Al ritorno dell'attività umana dopo
i lockdown imposti dalla pandemia da covid tra il 2019 ed il
2021 è stato osservato che negli ambienti naturali più integri i
mammiferi hanno ridotto la loro attività evitando le persone,
mentre negli ambienti più antropizzati sono risultati più
attivi, ma anche più notturni. I grandi carnivori, inoltre, sono
risultati i più sensibili ai cambiamenti dell'attività umana.
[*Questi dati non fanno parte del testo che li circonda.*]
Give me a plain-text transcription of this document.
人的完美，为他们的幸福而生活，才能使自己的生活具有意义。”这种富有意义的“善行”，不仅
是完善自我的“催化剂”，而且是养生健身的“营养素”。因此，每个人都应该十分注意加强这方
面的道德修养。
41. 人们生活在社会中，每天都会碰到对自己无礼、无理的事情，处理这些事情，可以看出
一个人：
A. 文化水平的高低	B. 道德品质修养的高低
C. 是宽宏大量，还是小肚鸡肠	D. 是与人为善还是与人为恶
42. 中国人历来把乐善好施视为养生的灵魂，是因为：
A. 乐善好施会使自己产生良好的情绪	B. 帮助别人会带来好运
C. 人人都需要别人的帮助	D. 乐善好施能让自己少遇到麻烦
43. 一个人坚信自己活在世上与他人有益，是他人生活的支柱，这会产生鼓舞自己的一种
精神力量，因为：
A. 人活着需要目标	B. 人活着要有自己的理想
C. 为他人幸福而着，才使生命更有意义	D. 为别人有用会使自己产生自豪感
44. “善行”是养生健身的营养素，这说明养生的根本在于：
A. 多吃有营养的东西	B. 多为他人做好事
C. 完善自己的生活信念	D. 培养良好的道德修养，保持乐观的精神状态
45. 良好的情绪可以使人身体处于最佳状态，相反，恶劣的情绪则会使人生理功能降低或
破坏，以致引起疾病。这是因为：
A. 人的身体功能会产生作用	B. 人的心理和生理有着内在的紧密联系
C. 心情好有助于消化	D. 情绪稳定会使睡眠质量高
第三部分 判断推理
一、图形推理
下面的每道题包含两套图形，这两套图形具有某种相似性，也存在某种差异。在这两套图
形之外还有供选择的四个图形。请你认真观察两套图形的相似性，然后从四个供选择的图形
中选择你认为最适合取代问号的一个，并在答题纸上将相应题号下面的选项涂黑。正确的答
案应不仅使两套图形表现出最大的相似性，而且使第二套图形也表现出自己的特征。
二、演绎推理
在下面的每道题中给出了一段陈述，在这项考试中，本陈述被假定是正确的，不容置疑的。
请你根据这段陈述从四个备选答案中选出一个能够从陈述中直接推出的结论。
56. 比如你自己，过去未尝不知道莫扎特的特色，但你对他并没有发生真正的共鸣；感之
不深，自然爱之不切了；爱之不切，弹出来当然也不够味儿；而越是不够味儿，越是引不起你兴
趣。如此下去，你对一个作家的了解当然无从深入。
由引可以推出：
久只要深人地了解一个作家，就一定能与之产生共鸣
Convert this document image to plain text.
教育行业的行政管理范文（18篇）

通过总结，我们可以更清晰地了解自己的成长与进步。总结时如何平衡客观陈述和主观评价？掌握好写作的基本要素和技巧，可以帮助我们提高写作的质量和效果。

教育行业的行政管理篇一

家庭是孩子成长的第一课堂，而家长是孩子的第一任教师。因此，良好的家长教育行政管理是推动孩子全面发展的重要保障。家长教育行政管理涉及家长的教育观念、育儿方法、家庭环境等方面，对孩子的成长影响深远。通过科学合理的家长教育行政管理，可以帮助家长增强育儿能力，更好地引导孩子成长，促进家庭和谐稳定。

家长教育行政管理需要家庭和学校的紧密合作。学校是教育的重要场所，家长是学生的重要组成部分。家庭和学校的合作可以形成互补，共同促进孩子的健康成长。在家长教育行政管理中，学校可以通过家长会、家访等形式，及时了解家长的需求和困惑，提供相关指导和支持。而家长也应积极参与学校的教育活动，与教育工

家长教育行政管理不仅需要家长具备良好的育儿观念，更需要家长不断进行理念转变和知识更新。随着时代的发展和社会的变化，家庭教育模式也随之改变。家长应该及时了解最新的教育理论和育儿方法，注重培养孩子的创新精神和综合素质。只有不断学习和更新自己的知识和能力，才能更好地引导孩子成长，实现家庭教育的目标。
Lo
dicono i risultati, pubblicati su Nature, di uno studio condotto
a scala globale da più di 220 ricercatori in 21 Paesi, incluse 5
istituzioni italiane (Muse e Fem in Trentino, Università di
Firenze, Università di Siena e Ispra), e ha indagato l'attività
di 163 specie di mammiferi con l'utilizzo di oltre 5 mila foto
trappole, per lo più nell'emisfero settentrionale del globo.
Lo studio ha messo in luce una netta differenza fra ambienti
naturali e antropizzati nella tolleranza agli umani e ai rischi
associati alla presenza delle persone. Alla ripresa delle
attività umane le specie presenti in ambienti intensamente
modificati dagli esseri umani, come aree urbane e suburbane,
hanno aumentato i loro movimenti, diventando però più notturne,
suggerendo così che nonostante la disponibilità di fonti di cibo
'artificiale', i mammiferi selvatici cercano di minimizzare le
possibilità di incontro con gli umani, spostando la propria
attività nelle ore di buio.
Al contrario, gli animali presenti nelle zone più naturali e
incontaminate, che spesso rappresentano dei rifugi per le specie
più sensibili, hanno risposto al ritorno delle persone
evitandole e diminuendo la loro attività. I risultati concorrono
con altri studi a documentare una generale tendenza
all'incremento della 'notturnalità' dei mammiferi costretti a
far fronte a una forte presenza umana. I dati raccolti indicano
che questo effetto è maggiormente marcato per le specie soggette
alla caccia.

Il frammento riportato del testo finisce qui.